Life at the virtual university


By Zanny Begg

The final report of the West review of higher education is to be released in late March. Interim reports have been filled with catchy slogans about a "fresh vision for higher education" that will take students "into the third millennium". One key element of this "fresh" vision is a fixation on information technology as "the future" of the education system.

One of the most revealing reports released from the West review is by the Tokyo-based think-tank Global Alliance Limited. GAL's submission welcomes the birth of the "virtual university", where students can log in on their own PCs and get a university degree without ever leaving the comfort of their homes.

According to GAL, computer-aided learning represents the "cutting edge" of teaching.

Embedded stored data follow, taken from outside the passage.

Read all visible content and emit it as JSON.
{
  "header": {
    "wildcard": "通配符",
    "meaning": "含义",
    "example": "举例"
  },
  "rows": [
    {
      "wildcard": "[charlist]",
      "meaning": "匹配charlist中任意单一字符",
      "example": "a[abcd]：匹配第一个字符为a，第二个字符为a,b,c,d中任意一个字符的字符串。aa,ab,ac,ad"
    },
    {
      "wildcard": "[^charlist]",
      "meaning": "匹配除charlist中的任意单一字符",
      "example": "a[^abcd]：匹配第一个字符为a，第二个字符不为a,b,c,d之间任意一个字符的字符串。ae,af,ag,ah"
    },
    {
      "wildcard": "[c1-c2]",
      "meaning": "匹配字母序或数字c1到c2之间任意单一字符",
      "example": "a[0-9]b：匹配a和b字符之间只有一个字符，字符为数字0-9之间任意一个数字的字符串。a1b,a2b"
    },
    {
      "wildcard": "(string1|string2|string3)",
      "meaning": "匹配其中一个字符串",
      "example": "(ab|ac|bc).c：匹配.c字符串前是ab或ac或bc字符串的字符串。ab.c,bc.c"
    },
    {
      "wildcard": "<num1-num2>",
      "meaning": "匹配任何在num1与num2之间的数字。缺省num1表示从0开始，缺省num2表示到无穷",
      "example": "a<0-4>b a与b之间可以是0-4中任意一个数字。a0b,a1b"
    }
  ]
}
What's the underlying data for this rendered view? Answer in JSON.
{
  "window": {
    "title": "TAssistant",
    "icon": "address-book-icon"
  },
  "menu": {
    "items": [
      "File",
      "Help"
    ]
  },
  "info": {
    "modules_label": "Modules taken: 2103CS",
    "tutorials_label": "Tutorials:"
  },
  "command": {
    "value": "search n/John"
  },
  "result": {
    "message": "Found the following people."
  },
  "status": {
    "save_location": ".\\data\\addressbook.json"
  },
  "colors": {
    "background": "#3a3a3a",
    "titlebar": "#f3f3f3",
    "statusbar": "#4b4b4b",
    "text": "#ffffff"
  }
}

But behind the seductive rhetoric about "global communication" and "student flexibility and choice" lies a less pleasant reality.

Information technology has the potential to open the doors to worldwide communication. But as a substitute for teacher-student contact, it presents grave problems for the working conditions of staff and the quality of learning for students.

The escalating emphasis on information technology in the university system means job losses and the undermining of wages.

This is welcomed by GAL. Under a subheading "The tutor from the Philippines", the report asks: "Why should universities pay western wage prices for tutoring in relatively mundane, well-known subjects, when tutors with the same skills may be available at the other end of a fibre optic in another country at a much lower cost?".

The message is that university administrations should begin to exploit cheap labour in the Third World for "hack work" like exam marking.

The flip side is GAL's emphasis on elite "star teachers". Under a heading "The teacher as an international star", the report asks: "Why should students be content with having teachers who may not be world class? Why not give them the world's best, even if they are located in another country?"

For staff this means increased competition for jobs and increased pressure to perform. Few lecturers will become international "stars" while struggling to cope with funding cuts and increasing class sizes in the public university system.

GAL also welcomes the prospect of greater differentiation between the quality of teaching students can afford: "A student may be willing to pay US$500 for a course if they know that the tutor is world class. They may be willing to pay US$100 if they are from an Asian, lower middle-class household and are happy to have a tutor based in the Philippines."

The assumption is that those without money will get a poorer quality of education.

The GAL submission to the review calls for a move away from "chalk and talk" teaching into "cyberspace". It highlights examples of US computer-based universities like ZD University, Digitalthink and the University of Phoenix On-Line. According to GAL, they represent the leading edge of competitive education provision.

For students, the push away from contact teaching will further alienate them from what they are learning. With no face-to-face contact with teachers, how are they to ask questions about their education? How do students have input into the content of the education system when all they can do is log on and passively consume information?

Universities have long been gathering points for students, where radical ideas can be discussed. Direct contact between students and staff presents opportunities for students to organise, debate politics and question society.

Individual students sitting at home staring into their computer screens will not have the same opportunities to connect with other students. It will privatise the experience of education.

The use of information technology itself is not a concern. But the emphasis in the West review on information technology substituting for face-to-face learning is a grave threat to the quality of tertiary education.